2« Du point de vue de leur apparition dans le temps cosmique, passé, présent et avenir sont, comme nous le savons, soumis au phénomène de succession. Cette notion n’intervient cependant pas dans notre existence mentale. Le temps se courbe et forme une sphère. C’est à partir de cette image sphérique du temps que, m’appuyant sur le terme philosophique, j’ai développé ma technique de composition que l’on peut qualifier de “pluraliste” et qui porte la mémoire des innombrables couches de notre réalité musicale. Cette théorie implique, du point de vue de la stricte technique de composition, le choix pour une œuvre ou pour un ensemble d’œuvres, d’un complexe contraignant de hauteurs d’où sont dérivées, proportionnellement, les différentes couches de temps. Celles-ci correspondent strictement, dans leur durée effective, au complexe de sonorités choisi, mais, d’autre part, permettent (selon la nécessité compositionnelle) d’insérer spontanément d’autres musiques, présentes ou futures, des citations, des collages de citations ou de simples collages. On obtient ainsi un décalage temporel : un échange et une interpénétration mutuelle de diverses couches temporelles, qui ne dérivent pas forcément les unes des autres, et tirent justement leur spécificité de l’impossibilité d’une telle dérivation (à partir de quelque fait musical ou même extra-musical que ce soit).
3Ce pluralisme compositionnel nie toute conception pour ainsi dire unidimensionnelle du temps, et voit dans l’utopie d’une liaison de processus temporels considérés jusqu’ici comme séparés, une correspondace spirituelle effective avec les réalités musicales de notre temps. »
4Ce texte, extrait de l’« Introduction au Concerto pour violoncelle et orchestre en forme de pas de trois », écrit en 1967-1968, donc durant le travail sur le Requiem, esquisse exactement le plan de construction ainsi que les principes de technique compositionnelle du Requiem. Ajoutons à cela la définition de la musique que donne Zimmermann dans son article Intervalle et Temps (1957) : « Quelle est donc la nature de l’Ordre qu’instaure la musique entre l’homme et le temps ? C’est de façon tout à fait générale un ordre du mouvement qui, à sa manière, porte la temporalité à la conscience et plonge l’homme dans un processus de perception intérieure d’un temps ordonné ; un ordre qui, parce qu’il communique avec les formes fondamentales de l’expérience humaine, agit au plus profond de la sphère de perception ; un ordre qui investit l’homme dans son essence, et porte à la conscience le temps comme unité profonde, au-delà des différentes manifestations de celui-ci dans le déroulement musical. »

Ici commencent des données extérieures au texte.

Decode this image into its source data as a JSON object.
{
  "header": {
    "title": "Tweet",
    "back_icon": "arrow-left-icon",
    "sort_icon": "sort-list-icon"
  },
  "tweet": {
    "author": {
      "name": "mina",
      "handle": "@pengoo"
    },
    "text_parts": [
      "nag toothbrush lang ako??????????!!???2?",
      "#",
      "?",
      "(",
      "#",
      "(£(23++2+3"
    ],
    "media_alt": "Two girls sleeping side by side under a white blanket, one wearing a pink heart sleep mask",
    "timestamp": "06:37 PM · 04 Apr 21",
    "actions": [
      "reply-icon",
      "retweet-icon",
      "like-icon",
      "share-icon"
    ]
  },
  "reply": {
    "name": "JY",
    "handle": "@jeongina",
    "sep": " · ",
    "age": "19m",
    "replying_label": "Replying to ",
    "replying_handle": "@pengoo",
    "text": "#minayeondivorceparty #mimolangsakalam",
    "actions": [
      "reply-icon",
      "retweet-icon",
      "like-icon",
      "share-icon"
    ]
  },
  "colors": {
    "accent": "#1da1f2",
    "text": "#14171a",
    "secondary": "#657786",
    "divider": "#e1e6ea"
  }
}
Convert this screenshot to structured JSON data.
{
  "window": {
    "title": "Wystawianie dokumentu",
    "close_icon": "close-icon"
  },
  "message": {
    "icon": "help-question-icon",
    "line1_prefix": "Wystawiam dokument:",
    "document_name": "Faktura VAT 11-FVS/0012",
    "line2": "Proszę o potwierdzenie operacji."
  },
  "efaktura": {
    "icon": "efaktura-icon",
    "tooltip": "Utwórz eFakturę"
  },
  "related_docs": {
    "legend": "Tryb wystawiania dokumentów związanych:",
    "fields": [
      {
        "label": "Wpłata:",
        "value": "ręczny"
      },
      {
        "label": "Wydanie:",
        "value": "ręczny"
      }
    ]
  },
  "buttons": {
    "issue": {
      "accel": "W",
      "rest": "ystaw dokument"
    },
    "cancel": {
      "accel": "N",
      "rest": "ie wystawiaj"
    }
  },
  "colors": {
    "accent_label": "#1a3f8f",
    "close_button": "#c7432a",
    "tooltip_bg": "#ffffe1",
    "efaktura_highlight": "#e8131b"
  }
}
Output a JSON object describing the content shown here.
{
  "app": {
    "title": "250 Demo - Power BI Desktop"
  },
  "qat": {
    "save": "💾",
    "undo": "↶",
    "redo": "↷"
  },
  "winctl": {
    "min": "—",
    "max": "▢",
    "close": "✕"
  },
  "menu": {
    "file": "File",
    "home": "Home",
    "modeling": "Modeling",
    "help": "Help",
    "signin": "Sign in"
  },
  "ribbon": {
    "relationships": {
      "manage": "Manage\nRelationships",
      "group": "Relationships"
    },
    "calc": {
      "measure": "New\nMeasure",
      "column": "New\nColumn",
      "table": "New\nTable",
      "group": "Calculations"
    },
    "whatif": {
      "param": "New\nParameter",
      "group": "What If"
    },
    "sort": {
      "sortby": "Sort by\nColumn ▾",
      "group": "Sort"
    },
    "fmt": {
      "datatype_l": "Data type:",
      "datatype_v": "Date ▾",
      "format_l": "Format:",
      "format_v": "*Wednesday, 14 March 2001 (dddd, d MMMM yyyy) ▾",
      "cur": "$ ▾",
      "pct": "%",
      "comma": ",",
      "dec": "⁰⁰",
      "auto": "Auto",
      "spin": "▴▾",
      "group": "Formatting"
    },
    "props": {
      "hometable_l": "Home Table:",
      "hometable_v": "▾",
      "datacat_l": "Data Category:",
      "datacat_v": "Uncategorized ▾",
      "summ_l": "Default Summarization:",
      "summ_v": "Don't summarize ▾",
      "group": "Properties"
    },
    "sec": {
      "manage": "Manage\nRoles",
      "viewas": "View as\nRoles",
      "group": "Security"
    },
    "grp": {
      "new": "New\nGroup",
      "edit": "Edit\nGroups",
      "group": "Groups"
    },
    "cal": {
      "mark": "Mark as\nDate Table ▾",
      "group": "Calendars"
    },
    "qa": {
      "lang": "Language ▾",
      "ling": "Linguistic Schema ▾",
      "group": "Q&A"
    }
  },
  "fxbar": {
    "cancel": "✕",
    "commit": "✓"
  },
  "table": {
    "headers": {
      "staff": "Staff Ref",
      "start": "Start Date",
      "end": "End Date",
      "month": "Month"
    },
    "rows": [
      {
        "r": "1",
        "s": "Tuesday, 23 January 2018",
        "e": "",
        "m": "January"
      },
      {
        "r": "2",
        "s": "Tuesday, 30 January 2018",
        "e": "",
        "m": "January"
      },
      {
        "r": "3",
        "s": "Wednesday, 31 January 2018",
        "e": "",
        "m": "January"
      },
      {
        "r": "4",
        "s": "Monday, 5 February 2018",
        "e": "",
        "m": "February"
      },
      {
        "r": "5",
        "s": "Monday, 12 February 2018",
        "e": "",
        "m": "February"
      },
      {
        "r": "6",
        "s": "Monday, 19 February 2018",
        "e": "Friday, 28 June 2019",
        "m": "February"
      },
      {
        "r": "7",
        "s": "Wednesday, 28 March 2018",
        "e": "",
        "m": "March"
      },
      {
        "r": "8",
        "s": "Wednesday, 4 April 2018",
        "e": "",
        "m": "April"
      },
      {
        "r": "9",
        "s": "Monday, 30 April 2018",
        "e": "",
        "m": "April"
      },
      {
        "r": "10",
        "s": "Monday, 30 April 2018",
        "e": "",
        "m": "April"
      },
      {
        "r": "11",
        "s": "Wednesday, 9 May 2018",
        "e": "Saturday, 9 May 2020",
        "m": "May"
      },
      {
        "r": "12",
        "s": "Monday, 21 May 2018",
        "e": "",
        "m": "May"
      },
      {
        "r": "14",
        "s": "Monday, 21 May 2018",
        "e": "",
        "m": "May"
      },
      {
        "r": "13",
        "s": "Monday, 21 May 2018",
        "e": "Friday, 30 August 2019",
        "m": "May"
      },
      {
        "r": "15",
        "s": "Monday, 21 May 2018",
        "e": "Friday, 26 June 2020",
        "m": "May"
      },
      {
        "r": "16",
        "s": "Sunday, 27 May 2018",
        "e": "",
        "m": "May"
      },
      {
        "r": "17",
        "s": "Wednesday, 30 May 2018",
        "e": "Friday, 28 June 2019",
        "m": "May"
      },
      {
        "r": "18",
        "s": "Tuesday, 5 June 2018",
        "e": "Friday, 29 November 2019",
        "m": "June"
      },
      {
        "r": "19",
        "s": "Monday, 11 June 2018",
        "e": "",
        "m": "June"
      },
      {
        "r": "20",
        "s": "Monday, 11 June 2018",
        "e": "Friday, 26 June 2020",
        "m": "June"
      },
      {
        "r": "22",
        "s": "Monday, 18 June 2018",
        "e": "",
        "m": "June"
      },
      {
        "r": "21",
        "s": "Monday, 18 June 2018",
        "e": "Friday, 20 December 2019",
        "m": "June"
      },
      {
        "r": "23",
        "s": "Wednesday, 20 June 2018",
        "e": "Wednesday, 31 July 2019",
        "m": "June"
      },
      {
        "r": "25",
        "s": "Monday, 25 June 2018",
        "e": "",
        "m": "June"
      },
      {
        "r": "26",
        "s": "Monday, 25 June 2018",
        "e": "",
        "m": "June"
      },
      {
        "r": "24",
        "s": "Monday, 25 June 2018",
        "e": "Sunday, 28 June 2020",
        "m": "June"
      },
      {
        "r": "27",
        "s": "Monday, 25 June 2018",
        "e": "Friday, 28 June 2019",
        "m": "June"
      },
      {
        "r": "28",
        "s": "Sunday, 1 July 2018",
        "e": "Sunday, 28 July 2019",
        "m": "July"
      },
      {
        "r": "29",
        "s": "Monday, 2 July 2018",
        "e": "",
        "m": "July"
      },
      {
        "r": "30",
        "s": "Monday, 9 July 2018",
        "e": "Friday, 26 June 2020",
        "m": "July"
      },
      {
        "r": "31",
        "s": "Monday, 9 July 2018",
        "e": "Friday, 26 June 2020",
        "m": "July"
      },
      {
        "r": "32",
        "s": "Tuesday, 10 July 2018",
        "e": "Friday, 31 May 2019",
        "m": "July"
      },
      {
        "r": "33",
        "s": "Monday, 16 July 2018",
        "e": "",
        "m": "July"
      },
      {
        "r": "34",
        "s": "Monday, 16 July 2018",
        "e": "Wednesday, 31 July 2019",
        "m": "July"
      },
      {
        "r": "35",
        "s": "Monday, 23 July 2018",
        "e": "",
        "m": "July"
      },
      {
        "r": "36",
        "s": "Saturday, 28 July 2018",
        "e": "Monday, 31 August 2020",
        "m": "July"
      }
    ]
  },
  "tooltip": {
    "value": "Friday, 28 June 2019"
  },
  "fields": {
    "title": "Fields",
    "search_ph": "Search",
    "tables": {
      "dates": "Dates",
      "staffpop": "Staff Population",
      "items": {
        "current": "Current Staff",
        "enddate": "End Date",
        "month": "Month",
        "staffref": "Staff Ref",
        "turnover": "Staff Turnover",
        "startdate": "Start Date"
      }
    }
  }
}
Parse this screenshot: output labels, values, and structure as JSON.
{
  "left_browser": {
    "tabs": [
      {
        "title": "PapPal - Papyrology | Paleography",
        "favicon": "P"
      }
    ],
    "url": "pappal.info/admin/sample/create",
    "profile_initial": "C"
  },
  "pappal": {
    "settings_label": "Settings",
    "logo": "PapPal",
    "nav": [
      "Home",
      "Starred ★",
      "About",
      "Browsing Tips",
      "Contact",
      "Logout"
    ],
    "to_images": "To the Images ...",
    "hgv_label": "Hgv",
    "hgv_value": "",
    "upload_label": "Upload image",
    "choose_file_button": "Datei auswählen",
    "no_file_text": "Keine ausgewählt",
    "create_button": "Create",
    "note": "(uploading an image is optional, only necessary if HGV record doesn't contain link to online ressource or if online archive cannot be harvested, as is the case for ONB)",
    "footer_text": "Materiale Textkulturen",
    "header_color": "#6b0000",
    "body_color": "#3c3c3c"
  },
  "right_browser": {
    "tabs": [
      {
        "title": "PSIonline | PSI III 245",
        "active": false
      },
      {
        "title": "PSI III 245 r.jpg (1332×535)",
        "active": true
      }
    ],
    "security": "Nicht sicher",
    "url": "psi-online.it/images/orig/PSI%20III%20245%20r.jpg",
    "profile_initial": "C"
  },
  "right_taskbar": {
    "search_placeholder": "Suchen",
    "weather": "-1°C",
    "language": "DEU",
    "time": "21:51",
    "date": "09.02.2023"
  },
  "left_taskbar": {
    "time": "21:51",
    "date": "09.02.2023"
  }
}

5Faire sentir le temps comme unité englobante, reconnaître la temporalité comme étant « la condition essentielle de l’existence humaine », c’est-à-dire reconnaître aussi sa finitude et la rendre sensible par la musique, tel est le programme intérieur du Requiem ; un programme double, on serait même tenté de dire antinomique, car « temps » et « temporalité » se trouvent être équivoques dans l’usage qu’en fait Zimmermann : il faut les comprendre dans le sens aussi bien idéel-philosophique que concret-historique. Dans son « Introduction au Requiem », Zimmermann esquisse ainsi le temps historique-concret qui y apparaît : « Dans le Requiem, il n’est pas fait allusion à un poète en particulier (bien que trois poètes, Maïakovski, Jessenin et Bayer ressortent plus particulièrement dans l’œuvre), mais pour ainsi dire au jeune poète tout court, tel que nous avons pu nous l’imaginer ces cinquante dernières années dans ses relations multiples à ce qui détermine sa situation spirituelle, culturelle, historique et linguistique — et par là-même de notre situation européenne entre 1920 et 1970. » Ainsi, pour Zimmermann, il y a dans le Requiem non seulement « du » temps comme problème esthético-philosophique, mais aussi de « notre » temps et plus particulièrement du sien propre (ce n’est pas un hasard si la période concorde presque exactement avec celle de sa propre vie). Il faut écouter le Requiem et en faire l’expérience selon deux directions : d’une part quasi objectivement, en suivant le développement de la composition et de sa structure, d’autre part subjectivement en associant la personne de l’auditeur, sa temporalité, son inscription dans l’histoire, ainsi que la forme qui en résulte et en relie les forces associatives. Naturellement, cette deuxième manière sera orientée et déterminée par la première. L’interpénétration des deux strates est constitutive de l’œuvre, de même que l’interpénétration de la parole et de la musique. Ceci doit être constamment présent à l’auditeur s’il veut rendre justice à l’œuvre.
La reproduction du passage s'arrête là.